Deseos de Navidad
La última Navidad que recuerdo con mi padre se resume en una imagen que siempre me acompaña. Papá estaba sentado en su sillón con una cerveza en la mano mientras yo miraba por su ventana y empujaba la puerta para poder entrar. Entonces él sonreía y esperaba acortar esos dos metros de distancia que nos separaba. Esos eran los pocos momentos en que sonreía, por eso, quizás, el recuerdo se asentaba como una fuente para la memoria, a pesar de los años, y sin saber que sería la última vez que estaría frente a él.
Las Navidades habían sido una experiencia poco alentadora para quienes vivíamos en aquella calle que subía hacia uno de los cerros de Comas.
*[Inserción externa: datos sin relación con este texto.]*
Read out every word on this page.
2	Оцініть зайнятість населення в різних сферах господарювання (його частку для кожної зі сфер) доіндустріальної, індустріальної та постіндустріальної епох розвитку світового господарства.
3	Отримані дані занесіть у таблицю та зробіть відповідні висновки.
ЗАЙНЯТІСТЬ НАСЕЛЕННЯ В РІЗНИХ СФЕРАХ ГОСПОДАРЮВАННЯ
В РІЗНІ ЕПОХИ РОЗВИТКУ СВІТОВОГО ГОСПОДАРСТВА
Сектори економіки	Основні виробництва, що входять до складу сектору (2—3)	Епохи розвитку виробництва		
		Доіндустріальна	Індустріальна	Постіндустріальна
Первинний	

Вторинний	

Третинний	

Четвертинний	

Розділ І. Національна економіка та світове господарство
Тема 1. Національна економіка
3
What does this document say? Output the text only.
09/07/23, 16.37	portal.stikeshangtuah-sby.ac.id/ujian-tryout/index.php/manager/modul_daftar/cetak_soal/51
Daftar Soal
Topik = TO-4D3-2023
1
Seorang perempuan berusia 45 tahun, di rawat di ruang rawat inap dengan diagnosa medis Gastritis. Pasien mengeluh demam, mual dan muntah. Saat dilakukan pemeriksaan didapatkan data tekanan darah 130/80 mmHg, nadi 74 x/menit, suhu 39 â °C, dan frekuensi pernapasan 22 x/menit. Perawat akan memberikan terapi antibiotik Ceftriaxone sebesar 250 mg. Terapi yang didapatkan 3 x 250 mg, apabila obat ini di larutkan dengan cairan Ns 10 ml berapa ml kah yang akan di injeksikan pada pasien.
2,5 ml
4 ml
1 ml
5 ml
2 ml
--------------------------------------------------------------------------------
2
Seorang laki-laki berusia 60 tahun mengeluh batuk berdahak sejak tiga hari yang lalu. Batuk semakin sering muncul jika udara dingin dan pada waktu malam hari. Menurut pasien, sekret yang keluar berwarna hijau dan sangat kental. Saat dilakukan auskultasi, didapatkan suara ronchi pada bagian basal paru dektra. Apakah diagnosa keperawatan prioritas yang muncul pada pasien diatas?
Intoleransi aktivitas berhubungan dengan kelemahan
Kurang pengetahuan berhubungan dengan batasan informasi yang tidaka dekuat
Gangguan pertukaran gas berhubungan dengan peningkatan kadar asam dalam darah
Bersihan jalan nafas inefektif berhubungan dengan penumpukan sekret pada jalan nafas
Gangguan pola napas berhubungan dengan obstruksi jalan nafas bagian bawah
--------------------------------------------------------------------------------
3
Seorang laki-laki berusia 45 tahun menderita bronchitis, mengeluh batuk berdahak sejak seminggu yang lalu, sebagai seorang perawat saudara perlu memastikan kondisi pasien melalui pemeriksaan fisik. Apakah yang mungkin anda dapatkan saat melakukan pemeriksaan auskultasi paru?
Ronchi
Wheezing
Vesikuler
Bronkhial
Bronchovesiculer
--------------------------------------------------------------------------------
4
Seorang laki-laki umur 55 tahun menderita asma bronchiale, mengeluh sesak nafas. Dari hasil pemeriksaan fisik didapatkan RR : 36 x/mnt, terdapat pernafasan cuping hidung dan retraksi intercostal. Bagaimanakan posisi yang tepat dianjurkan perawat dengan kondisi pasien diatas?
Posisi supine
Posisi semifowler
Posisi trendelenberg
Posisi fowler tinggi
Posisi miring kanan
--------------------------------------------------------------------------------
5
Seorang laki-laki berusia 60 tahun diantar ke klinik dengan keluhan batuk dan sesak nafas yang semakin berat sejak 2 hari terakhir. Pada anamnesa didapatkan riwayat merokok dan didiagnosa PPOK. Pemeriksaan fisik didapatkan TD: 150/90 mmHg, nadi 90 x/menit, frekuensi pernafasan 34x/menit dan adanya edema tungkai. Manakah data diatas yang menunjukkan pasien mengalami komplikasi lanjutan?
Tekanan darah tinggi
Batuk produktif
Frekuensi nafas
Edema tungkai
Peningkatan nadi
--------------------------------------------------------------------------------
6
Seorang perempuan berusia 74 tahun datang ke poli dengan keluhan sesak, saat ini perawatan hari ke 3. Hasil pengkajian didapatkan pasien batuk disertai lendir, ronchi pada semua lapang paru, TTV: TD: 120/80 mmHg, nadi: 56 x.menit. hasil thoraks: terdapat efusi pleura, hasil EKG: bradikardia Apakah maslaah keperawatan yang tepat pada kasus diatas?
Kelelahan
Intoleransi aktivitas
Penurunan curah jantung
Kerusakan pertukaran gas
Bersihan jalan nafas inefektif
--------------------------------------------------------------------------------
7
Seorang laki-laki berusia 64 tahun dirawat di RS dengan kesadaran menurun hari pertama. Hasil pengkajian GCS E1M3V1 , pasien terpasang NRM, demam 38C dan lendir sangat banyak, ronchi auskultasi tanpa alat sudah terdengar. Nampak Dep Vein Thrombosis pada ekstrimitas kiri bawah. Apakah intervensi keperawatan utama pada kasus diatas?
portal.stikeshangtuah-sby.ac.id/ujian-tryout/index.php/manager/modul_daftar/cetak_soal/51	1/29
La mayoría de los hogares se constituía de familias disfuncionales y, generalmente, en situaciones de incertidumbre y ansiedad. Sin embargo, a pesar de las carencias, siempre habría algo que alimentaba el alma, como decía mamá: estábamos juntos. Allá afuera, todo era distinto, pero a la vez caótico. Cada familia sobrevivía a la Navidad como podía y evitaba el contacto con los demás. No necesitaron una pandemia para alejarnos los unos de los otros, sino que ya ensayaban el distanciamiento y la necesidad del autoexilio con anticipación.
En casa, también nos alejamos de los otros, pero sabíamos que éramos una unidad resquebrajada y ausente para iniciar el ritual de medianoche. Después de las doce, mamá, mi hermano y yo bajábamos hasta la casa de papá para saludarlo mientras contábamos los deseos no cumplidos por un Santa Claus ficticio. No había ropa nueva ni juguetes y, muchas veces, tampoco cena para compartir. Esa caminata nos permitía mirar en las otras casas todo aquello que nos faltaba y todos los regalos que hubiéramos deseado en una niñez preocupada por otras necesidades que apenas podíamos entender.
En los últimos años ya no iba a casa de papá por obligación, sino por necesidad de verlo. Apareció, de pronto, el temor de que cada 24 de diciembre fuera el último. Entonces, los regalos dejaron de ser objetos y se convirtieron en abrazos o en una conversación que se extendía por horas. Un día papá ya no estuvo más para continuar esa conversación y solo entonces entendí que la lista de deseos se acortaba cuando aprendemos a crecer, cuando nos hacemos adultos y, sobre todo, cuando nos damos cuenta de que hay regalos más humanos que necesitamos con urgencia por encima de todo lo demás. Eso, quizás, era la verdadera Navidad.